Mike Prisuta's Fourth & Goal:

The Steelers' coverage unit is spending the week re-learning that it shouldn't think too much in spite of recent spate of touchdowns.

As anticipated, it's been a week of over-analyzing special-teams schemes and special-teams technique on the South Side.

When Josh Cribbs goes coast to coast it's understandable.

When Percy Harvin does the same it's unnerving, but at the same time it's Percy Harvin.

But when some slap from Cincinnati goes 96 yards into the end zone with the fourth NFL kickoff he's ever returned -- after fielding the ball on one bounce in the corner, no less -- it's time, as Mike Tomlin acknowledged, to "turn over every stone."

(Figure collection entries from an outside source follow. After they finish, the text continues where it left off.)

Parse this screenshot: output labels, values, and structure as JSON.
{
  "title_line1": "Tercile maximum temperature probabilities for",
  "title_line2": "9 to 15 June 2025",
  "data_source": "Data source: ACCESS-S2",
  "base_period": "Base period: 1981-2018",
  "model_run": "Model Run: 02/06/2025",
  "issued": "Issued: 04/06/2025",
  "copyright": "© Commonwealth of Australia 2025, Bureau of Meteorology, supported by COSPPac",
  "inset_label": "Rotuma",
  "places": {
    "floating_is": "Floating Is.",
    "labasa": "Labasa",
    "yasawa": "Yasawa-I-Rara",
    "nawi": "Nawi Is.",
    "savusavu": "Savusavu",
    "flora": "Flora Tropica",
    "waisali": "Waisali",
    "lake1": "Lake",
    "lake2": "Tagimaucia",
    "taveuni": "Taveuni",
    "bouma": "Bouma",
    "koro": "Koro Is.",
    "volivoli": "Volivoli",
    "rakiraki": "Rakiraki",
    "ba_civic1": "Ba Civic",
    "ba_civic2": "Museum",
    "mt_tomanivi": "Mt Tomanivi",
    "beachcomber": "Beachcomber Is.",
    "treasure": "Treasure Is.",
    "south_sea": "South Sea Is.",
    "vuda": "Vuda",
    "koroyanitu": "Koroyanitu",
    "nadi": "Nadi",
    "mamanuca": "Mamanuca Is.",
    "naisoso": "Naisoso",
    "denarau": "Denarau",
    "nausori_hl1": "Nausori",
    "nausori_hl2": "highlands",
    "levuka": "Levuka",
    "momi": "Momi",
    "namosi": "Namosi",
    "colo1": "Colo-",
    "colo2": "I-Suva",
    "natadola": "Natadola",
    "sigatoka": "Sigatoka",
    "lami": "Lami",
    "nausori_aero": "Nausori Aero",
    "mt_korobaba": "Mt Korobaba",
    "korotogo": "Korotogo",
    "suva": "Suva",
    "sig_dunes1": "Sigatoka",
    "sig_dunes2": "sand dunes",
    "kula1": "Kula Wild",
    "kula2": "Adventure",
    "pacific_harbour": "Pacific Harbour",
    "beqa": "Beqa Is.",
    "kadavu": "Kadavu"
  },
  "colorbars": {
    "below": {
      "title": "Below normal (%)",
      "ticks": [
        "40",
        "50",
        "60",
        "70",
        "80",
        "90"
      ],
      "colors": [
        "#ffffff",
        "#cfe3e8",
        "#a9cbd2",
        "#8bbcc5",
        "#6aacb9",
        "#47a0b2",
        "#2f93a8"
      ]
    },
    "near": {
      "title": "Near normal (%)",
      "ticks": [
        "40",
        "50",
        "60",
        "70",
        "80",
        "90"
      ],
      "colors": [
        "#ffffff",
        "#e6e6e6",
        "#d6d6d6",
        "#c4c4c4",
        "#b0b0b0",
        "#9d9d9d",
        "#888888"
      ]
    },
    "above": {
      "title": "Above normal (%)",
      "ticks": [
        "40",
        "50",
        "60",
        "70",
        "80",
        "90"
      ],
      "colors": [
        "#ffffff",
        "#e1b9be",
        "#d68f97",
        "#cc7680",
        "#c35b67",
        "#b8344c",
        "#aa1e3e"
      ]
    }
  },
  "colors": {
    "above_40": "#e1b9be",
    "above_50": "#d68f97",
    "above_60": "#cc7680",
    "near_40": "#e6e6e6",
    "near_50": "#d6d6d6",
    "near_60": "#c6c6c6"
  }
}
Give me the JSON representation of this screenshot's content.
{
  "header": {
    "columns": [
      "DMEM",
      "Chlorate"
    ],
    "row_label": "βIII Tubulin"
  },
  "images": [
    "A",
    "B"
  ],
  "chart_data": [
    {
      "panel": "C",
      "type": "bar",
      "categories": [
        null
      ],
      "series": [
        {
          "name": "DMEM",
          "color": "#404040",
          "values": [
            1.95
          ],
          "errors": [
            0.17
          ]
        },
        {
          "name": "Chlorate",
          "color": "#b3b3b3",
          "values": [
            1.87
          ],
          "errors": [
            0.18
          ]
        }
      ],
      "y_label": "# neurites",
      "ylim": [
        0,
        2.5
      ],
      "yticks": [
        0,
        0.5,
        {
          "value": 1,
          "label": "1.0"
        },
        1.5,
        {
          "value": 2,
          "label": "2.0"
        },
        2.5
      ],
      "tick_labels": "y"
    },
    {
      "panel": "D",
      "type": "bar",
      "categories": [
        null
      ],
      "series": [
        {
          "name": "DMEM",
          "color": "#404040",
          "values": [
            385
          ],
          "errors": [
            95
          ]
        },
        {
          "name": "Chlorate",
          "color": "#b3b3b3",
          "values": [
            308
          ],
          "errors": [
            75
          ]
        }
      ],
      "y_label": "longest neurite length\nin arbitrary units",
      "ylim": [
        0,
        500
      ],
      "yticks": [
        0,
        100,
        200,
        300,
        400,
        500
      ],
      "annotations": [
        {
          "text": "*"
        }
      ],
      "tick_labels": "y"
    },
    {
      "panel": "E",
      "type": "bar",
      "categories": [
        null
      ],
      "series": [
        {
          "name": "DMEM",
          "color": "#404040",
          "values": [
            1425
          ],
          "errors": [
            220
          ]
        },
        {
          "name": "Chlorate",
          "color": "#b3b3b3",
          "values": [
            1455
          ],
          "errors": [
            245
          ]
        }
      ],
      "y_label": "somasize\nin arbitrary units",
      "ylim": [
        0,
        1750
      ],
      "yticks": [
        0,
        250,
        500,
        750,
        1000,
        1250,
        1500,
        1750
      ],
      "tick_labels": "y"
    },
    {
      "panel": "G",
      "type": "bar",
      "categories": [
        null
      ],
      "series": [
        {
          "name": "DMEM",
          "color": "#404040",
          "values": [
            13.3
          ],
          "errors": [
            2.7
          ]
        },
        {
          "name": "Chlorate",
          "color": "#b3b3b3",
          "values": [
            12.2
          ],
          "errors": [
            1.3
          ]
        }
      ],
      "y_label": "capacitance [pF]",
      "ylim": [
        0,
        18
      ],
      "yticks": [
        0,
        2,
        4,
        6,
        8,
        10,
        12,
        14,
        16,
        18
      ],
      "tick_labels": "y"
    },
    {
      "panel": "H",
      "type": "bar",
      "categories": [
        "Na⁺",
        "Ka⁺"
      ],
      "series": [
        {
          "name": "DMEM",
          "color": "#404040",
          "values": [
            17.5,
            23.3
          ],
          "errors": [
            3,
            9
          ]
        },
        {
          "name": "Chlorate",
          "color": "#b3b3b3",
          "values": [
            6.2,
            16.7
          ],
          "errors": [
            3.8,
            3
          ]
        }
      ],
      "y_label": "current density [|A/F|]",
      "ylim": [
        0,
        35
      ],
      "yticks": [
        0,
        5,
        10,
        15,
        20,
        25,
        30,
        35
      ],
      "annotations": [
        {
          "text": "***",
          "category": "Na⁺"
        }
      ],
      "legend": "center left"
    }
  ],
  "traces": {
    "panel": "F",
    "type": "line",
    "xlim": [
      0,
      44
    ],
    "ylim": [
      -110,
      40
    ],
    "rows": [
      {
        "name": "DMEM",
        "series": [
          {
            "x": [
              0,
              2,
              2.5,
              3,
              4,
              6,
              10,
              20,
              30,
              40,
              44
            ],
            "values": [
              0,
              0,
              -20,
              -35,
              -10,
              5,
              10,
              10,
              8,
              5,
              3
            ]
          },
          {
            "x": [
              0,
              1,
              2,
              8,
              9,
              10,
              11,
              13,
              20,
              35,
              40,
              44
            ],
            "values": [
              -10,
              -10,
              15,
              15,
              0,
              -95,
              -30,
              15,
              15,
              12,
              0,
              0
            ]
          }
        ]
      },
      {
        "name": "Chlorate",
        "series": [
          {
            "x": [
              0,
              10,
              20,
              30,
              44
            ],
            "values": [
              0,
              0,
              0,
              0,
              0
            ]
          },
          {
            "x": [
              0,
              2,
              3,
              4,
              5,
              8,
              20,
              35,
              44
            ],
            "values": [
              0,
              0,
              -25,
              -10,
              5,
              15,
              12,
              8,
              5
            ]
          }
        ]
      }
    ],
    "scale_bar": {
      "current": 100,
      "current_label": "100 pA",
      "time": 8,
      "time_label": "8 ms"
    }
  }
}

That explains all the high-level dissection of "cross-face" and what the R3 is supposed to be doing in relation to the L4 and even a roster move, the this'll-get-their-attention sacrificing of Arnold Harrison.

Yet amid all the tumult there's perspective. The coaching staff hasn't gone completely over the edge.

Among the advice, instruction and inspiration the special teamers have received this week has been:

"Let 'em hang."

"That's what coach always says, ‘Just let 'em hang and go out there and play,'" Ryan Mundy reported. And also:

"You can't go out there and chase ghosts."

The let-'em-hang reference should be obvious. The "ghosts" metaphor deals with looking ahead, not behind.

Cribbs scored; there's nothing the Steelers can do about that now. Harvin scored; there's nothing the Steelers can do about that now, either. They can't tackle either guy in Kansas City.

What they must do is play fast and aggressive and trust that, all recent evidence to the contrary, they really do know what they're doing covering kickoffs after all, and that they still have plenty of players capable of getting kickoff returners on the ground even without the likes of a Chidi Iwuoma, Sean Morey, Anthony Madison or even Arnold Harrison. Likewise, they can't be tentative in response to their suddenly contracting kickoff-return whiplash.

They'll be perceived as vulnerable around the league now, and once that happens "people start doing funny stuff," Mundy said. And once that happens there's the danger of becoming hesitant in coverage.

"You don't want another long play to happen so you're kind of just waiting to see what's happening instead of attacking," Mundy said.

As it is in most instances, the middle ground is preferable. Not too ballistic and not too timid.

The approach needs to be predatory, but with an understanding of what this kickoff coverage nonsense really boils down to at its core.

"For the most part it's just the fundamentals of football, running, getting off blocks and tackling," Mundy said.

Insisting it's too much more than that amounts to elevator music masquerading as damage control.